Rustworthy, Integrated Artificial Intelligence Tools for Predicting High-risk CORonary PlaqueS
Coronary artery disease (CAD) is among the leading cause of death and disability. Identification of patients at high risk of cardiovascular events is pivotal. However, current risk stratification based on imaging and known biomarkers is suboptimal. The objective of this proposal is to develop a multicriteria decision model for non-invasive assessment of vulnerable atherosclerotic patients and to evaluate its ability to predict the occurrence of an adverse event in intermediate-to-high risk patients with suspected or known CAD. The planned workflow includes a first step using a retrospective cohort of patients undergoing clinically indicated coronary angiography (CCTA) to develop an integrated application for automatic coronary artery segmentation, quantitative plaque analysis, biomechanics and fluid dynamics, based on machine learning, radiomics and computational analysis approaches and validated against the reference standard for each tool. The second step will apply this new methodology to a larger retrospective cohort of patients with the integration of genomic biomarker assessment to derive the most accurate risk stratification model to properly identify vulnerable patients and vulnerable plaques with respect to outcome.
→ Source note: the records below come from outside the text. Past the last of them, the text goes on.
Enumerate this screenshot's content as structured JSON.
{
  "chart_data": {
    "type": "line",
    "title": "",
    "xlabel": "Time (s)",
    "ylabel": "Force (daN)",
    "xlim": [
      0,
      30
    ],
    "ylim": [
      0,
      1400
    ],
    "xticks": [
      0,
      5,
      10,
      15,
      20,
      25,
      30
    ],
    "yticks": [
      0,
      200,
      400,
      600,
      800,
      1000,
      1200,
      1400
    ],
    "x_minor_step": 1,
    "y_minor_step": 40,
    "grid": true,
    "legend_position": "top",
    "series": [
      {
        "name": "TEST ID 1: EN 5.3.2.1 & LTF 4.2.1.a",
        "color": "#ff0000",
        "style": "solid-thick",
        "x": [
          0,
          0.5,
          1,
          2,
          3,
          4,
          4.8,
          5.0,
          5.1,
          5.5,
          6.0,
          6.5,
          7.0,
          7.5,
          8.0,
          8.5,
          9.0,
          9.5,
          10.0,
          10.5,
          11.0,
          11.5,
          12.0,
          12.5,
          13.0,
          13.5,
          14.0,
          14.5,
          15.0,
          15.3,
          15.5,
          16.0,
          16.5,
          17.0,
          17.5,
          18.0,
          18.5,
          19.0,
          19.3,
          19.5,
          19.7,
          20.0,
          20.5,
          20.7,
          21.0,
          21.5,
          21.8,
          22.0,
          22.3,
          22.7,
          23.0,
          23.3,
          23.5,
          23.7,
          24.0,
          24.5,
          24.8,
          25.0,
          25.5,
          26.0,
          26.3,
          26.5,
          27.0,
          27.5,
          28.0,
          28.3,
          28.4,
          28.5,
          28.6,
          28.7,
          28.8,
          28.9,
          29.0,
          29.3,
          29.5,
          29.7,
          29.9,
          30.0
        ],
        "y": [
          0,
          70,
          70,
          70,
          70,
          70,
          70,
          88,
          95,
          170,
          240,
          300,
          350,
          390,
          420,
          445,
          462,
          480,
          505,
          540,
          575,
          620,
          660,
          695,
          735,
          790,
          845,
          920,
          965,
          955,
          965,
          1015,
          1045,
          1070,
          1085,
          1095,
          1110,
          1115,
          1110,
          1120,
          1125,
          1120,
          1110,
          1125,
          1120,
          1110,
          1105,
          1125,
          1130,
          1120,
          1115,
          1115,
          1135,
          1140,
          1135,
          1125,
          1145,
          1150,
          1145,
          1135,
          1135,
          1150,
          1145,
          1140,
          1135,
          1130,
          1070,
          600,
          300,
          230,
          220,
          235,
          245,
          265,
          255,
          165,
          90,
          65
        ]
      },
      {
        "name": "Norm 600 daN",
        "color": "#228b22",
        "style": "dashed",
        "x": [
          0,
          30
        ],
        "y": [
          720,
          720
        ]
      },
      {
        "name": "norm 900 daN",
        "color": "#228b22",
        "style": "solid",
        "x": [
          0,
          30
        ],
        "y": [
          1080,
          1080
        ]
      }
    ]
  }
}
Finally, in the third step, the derived predictive model will be prospectively validated in an independent cohort of patients from an ongoing study (CTP-PRO study) to assess the robustness and accuracy of the proposed solution.
• patients (age ≥ 18 years) with known or suspected CAD referred for clinically indicated diagnostic evaluation;
• CCTA performed with state-of-the-art scanner technology, i.e., scanners with more than 64 slices.